The commission is currently working on proposals to increase the regulation of financial derivative products, with a new European Securities and Markets Authority, part of the EU supervisory package being debated by member states and MEPs, set to gain greater co-ordinating powers between national regulators.

"We will be publishing within a few weeks a consultative document covering draft rules on short-selling," said Mr Barnier. "As I have already announced, my intention is to have a formal commission proposal ready in October this year."

Information on the effects of short-selling is limited. The speculative practice involves a trader 'borrowing' underlying assets such as shares and proceeding to sell them to a buyer.
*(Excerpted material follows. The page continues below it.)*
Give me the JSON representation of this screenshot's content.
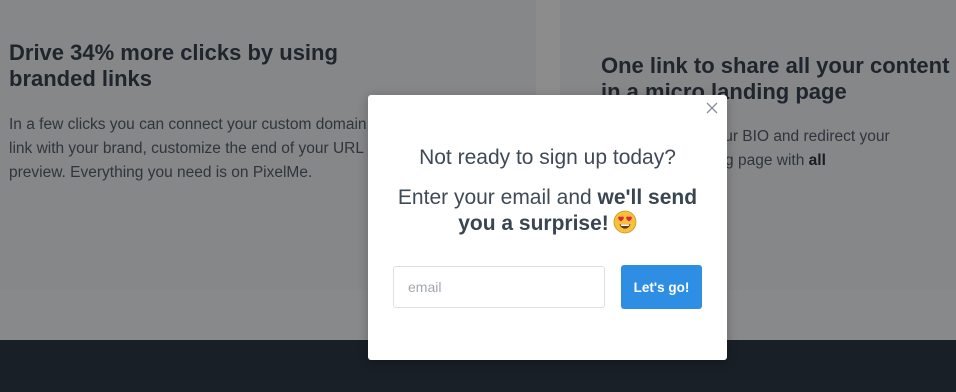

Sometime later the trader then buys an equivalent amount of shares back, hopefully at a lower price, thereby pocketing the difference.

Naked short-selling is a type of short selling without first arranging to borrow the asset.

Member state reaction

Like Mr Barnier, its appears most member states were given no prior warning of Berlin's intention to impose the ban, with France, Sweden and the Netherlands all indicating they do not intend to follow suit.

French finance minister Christine Lagarde said she was concerned the ban could reduce liquidity in bond markets, potentially damaging more vulnerable eurozone states, and called on the Committee of European Securities Regulators to examine the German move.

"I think we should really request the views of those governments affected by this measure. We did not envisage doing this. And for liquidity reasons, it is useful to continue functioning without banning short selling," she said.

France imposed a ban on the short-selling of different financial products in October 2008 in the wake of the fall of the US investment bank Lehman Brothers, a ban that will remain in place, explained Ms Lagarde.

Analysts were also sceptical about the merits of the German move.

"Apparently Germany has not learnt from the temporary ban on short-selling in 2008 which reduced liquitity," said Karel Lannoo, chief executive officer of the Centre for European Policy Studies, a Brussels-based think-tank.

"I have no idea why they implemented the move. The effectiveness is seriously questionable and most of the activity takes place in London anyway," he told this website, adding that the general consensus was that implementation must be on a Europe-wide basis to be effective.

Austria has called for a debate on the subject to be included on the agenda of a gathering of EU finance ministers, or there representatives, scheduled to take place this Friday in Brussels.